In Squamish, Christina Smyth is making a similar effort. Smyth is a teacher, and she’s used her unusually empty summer during the COVID-19 pandemic to address some of the most obviously offensive names in the Squamish guidebooks. Her process is similar to Chung’s: track questionable or outright offensive names in Squamish, then get in touch with guidebook authors and first ascenders to address the names. She’s contacted two guidebook authors in the Squamish region, and while she said they were amenable to change, there is some hesitation to get involved in changing names without the permission of first ascenders.

Other groups are working in regions across North America, and have had mixed success, according to Smyth. Some authors are hesitant to become arbiters of what’s acceptable. Others are keen to take action. “One guidebook author was weighing the cost of changing and reprinting all of the $80,000 US worth of guidebooks,” said Smyth.

She also said she has been in touch with the Squamish Access Society to help by forwarding complaints about route names to her and her team so they can follow up with guidebook authors. (The Squamish Access Society did not respond to requests for comment).

A rock climber sets up a rope at a crag in British Columbia.
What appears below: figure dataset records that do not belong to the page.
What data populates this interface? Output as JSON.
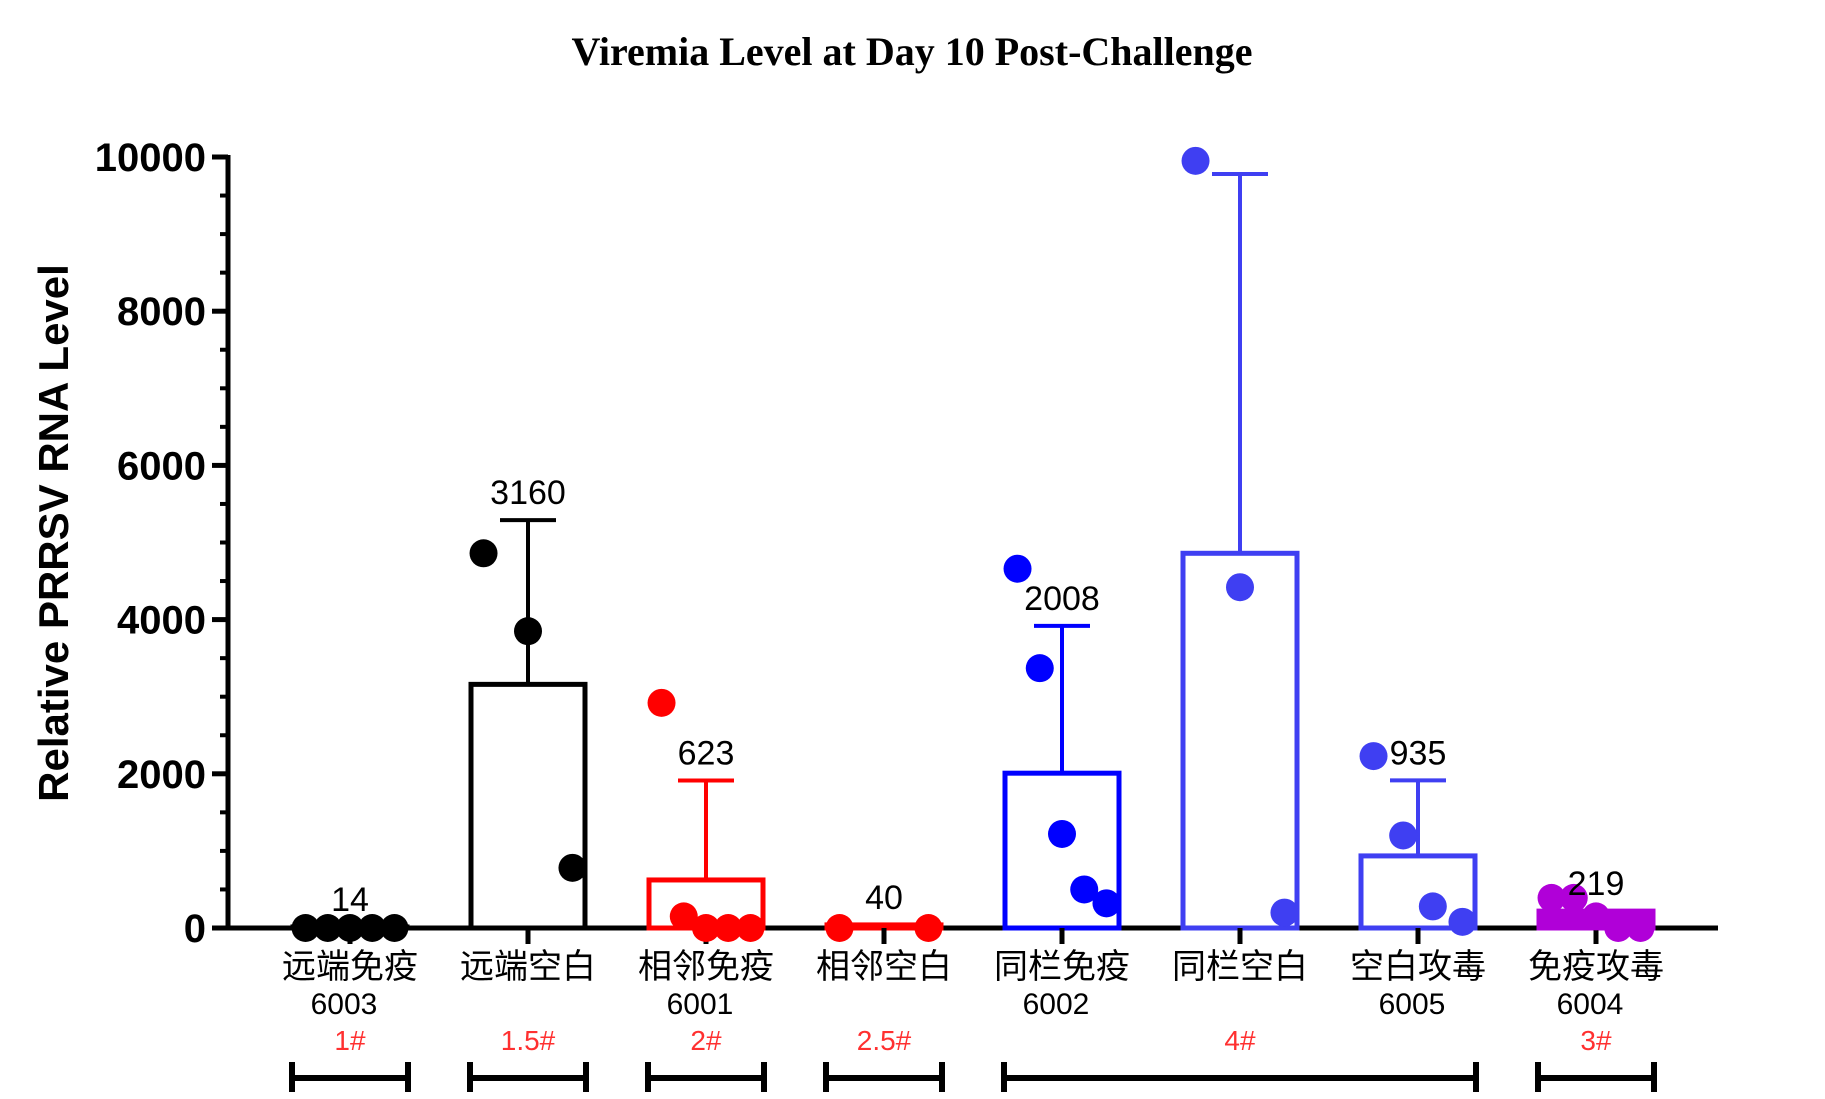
{
  "chart_data": {
    "type": "bar",
    "title": "Viremia Level at Day 10 Post-Challenge",
    "xlabel": "",
    "ylabel": "Relative PRRSV RNA Level",
    "ylim": [
      0,
      10000
    ],
    "yticks": [
      "0",
      "2000",
      "4000",
      "6000",
      "8000",
      "10000"
    ],
    "grid": false,
    "legend": "none",
    "categories": [
      {
        "name": "远端免疫",
        "code": "6003",
        "mean": 14,
        "label": "14",
        "error": 0,
        "points": [
          0,
          0,
          0,
          0,
          0
        ],
        "color": "#000000",
        "fill": false
      },
      {
        "name": "远端空白",
        "code": "",
        "mean": 3160,
        "label": "3160",
        "error": 2130,
        "points": [
          4860,
          3850,
          780
        ],
        "color": "#000000",
        "fill": false
      },
      {
        "name": "相邻免疫",
        "code": "6001",
        "mean": 623,
        "label": "623",
        "error": 1290,
        "points": [
          2920,
          150,
          0,
          0,
          0
        ],
        "color": "#ff0000",
        "fill": false
      },
      {
        "name": "相邻空白",
        "code": "",
        "mean": 40,
        "label": "40",
        "error": 0,
        "points": [
          0,
          0
        ],
        "color": "#ff0000",
        "fill": false
      },
      {
        "name": "同栏免疫",
        "code": "6002",
        "mean": 2008,
        "label": "2008",
        "error": 1910,
        "points": [
          4660,
          3370,
          1220,
          500,
          320
        ],
        "color": "#0000ff",
        "fill": false
      },
      {
        "name": "同栏空白",
        "code": "",
        "mean": 4860,
        "label": "",
        "error": 4920,
        "points": [
          9950,
          4420,
          200
        ],
        "color": "#3f3ff2",
        "fill": false
      },
      {
        "name": "空白攻毒",
        "code": "6005",
        "mean": 935,
        "label": "935",
        "error": 980,
        "points": [
          2230,
          1200,
          280,
          80
        ],
        "color": "#3f3ff2",
        "fill": false
      },
      {
        "name": "免疫攻毒",
        "code": "6004",
        "mean": 219,
        "label": "219",
        "error": 0,
        "points": [
          390,
          390,
          150,
          0,
          0
        ],
        "color": "#b000d8",
        "fill": true
      }
    ],
    "groups": [
      {
        "tag": "1#",
        "from": 0,
        "to": 0
      },
      {
        "tag": "1.5#",
        "from": 1,
        "to": 1
      },
      {
        "tag": "2#",
        "from": 2,
        "to": 2
      },
      {
        "tag": "2.5#",
        "from": 3,
        "to": 3
      },
      {
        "tag": "4#",
        "from": 4,
        "to": 6
      },
      {
        "tag": "3#",
        "from": 7,
        "to": 7
      }
    ]
  }
}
Many climbs in B.C. have offensive or derogatory names that discourage women and climbers of colour from getting out and climbing. [Photo @ Dexter McMillan]

Two years ago, I stood at the top of my very first sport climb, body shaking and breath heavy. My climbing partner lowered me, and congratulations rang around the bottom of the Squamish crag as I sat down to process the accomplishment, all nerves and adrenaline. I asked what the name of the route was so I could bookmark it as my first lead climb. “Medusa’s Werewolf,” he replied. The power of that name seared it into my memory.

To say that the naming of climbs is meaningless ignores the experience of rock climbing. I wonder how I would have felt if the climb had been named “Teenage Girls Won’t Blow Gorbies” or “Nubile Woman” – both names of climbs located in the same region of the park where I had been climbing. How would I carry the memory of a name like that with me?

“These are a reminder that our society is kind of misogynistic,” said Smyth, “and climbing isn’t exempt from that.”

Update: This story was updated to reflect the fact that chat transcripts were provided to Capital Current without names attached.